In fact, when he was circumnavigating Australia, Matthew Flinders relied on Dutch maps of Australia’s northern coastline drafted in the 1600s. The Dutch United East India Company had been sniffing around the manganese-rich Aboriginal lands in search of things to rip and ship, but had been repelled in their efforts by Australia’s original homeland security, at one time with a force of over 200 Aboriginal warriors, "in spite of our especial kindness and fair semblance," a frustrated Jan Carstensz wrote in his field reports.
Having repelled the Dutch, unimpressed by their nutmeg and beads, Aboriginal patriots fought outnumbered, out-legislated battles against the Martini-Henry military rifles and biological warfare of invading settlers. Dispossession bequeathed land the size of Cyprus to Bradshaw Station, first for cattle, and now as the Bradshaw Field Training Area, one of the largest weapons training grounds in the world.

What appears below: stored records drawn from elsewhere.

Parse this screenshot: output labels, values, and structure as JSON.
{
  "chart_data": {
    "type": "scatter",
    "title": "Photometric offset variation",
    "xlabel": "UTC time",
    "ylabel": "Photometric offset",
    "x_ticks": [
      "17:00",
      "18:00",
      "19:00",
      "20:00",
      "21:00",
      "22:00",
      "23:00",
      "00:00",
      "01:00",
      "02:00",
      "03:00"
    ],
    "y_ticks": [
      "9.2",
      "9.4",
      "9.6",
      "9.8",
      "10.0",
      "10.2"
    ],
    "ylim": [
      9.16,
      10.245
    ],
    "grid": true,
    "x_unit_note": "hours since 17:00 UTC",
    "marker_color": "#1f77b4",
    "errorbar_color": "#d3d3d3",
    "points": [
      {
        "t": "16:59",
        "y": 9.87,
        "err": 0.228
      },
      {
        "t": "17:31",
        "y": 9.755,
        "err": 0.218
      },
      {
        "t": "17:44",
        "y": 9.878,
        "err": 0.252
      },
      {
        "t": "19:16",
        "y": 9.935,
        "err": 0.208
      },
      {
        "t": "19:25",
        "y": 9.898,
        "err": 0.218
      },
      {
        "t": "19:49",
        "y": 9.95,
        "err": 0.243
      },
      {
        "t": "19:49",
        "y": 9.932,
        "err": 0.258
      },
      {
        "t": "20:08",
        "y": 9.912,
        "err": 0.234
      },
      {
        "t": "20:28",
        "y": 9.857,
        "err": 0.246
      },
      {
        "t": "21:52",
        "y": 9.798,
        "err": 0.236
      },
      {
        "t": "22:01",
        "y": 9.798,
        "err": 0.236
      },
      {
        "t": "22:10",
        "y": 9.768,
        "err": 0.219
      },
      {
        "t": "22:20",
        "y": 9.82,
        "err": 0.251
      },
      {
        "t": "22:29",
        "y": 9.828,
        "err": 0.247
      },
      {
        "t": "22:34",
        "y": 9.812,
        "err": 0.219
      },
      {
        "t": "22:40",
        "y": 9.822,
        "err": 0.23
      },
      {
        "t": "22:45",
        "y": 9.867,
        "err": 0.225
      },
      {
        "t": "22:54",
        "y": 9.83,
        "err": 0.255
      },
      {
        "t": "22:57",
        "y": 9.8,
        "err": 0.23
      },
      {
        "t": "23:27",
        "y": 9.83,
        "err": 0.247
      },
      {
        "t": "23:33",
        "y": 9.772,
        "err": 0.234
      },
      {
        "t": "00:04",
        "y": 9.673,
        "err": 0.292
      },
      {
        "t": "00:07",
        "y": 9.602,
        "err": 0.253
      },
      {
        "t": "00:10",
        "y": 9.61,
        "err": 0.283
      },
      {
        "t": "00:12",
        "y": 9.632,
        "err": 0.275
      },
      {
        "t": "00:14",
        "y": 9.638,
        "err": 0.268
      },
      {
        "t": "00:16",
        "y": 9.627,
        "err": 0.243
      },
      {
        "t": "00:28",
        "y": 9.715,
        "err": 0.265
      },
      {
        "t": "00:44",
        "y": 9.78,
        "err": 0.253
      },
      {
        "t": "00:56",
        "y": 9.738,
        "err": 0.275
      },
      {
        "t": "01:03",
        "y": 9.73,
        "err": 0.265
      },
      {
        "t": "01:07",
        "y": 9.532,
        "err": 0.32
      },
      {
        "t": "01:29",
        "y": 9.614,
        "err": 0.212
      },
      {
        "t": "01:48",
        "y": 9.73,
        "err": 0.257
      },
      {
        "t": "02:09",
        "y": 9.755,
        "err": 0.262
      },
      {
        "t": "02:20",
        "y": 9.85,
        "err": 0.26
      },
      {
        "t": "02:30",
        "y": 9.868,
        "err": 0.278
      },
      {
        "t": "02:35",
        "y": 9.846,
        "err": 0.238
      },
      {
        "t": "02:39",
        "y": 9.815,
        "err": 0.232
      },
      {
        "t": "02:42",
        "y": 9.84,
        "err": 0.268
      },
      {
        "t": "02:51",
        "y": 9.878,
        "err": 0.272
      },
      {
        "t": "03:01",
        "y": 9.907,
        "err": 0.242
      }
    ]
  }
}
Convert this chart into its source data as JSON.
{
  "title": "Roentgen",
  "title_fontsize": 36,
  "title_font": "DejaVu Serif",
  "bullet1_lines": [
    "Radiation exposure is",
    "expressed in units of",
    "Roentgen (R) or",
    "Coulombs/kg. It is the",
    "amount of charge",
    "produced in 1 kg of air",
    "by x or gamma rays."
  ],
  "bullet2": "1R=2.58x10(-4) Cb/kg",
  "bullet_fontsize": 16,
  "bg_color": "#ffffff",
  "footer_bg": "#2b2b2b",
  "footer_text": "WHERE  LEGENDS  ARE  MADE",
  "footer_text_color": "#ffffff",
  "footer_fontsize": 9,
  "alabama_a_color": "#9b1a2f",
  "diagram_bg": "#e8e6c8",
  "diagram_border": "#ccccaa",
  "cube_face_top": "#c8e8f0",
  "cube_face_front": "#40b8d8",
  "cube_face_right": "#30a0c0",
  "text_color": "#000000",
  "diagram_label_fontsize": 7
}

Repulsed from expanding their empire, the Dutch returned their focus to the Straits of Malacca, the skinny stretch of water between Singapore, Malaysia and Indonesia. Only 2.7km at its narrowest point, the Straits are a geographical chokepoint. Controlling the Straits, the Dutch controlled their empire. As the shortest sea route between the Gulf countries and Asia, today’s Straits are China’s and Indonesia’s energy corridor. Australia’s too for that matter. If blocked, nearly half the world’s fleet would need to reroute through the Indonesian archipelago. Handy, then, for a military hegemon to have sea-air striking range from a docile little place like Darwin.
While the mustering of force in Australia’s northern reaches can be interpreted as merely strengthening defence capabilities against an attack on continental Australia (purportedly our primary security threat), the imperial intent of our main ally, and the propensity for our defence deployments to threaten our neighbours must be interrogated far more thoroughly than is now the case.
In allowing Australia’s foreign policy interests to be played out of sight, out of mind, in a town that also hides its own nature from itself, we avoid debating difficult questions. What does being a subordinate ally to a military force clinging to its global primacy commit us to? What are our liabilities and responsibilities? At what point do Australian sovereign interests diverge from America’s security objectives? And what are we prepared to do about it?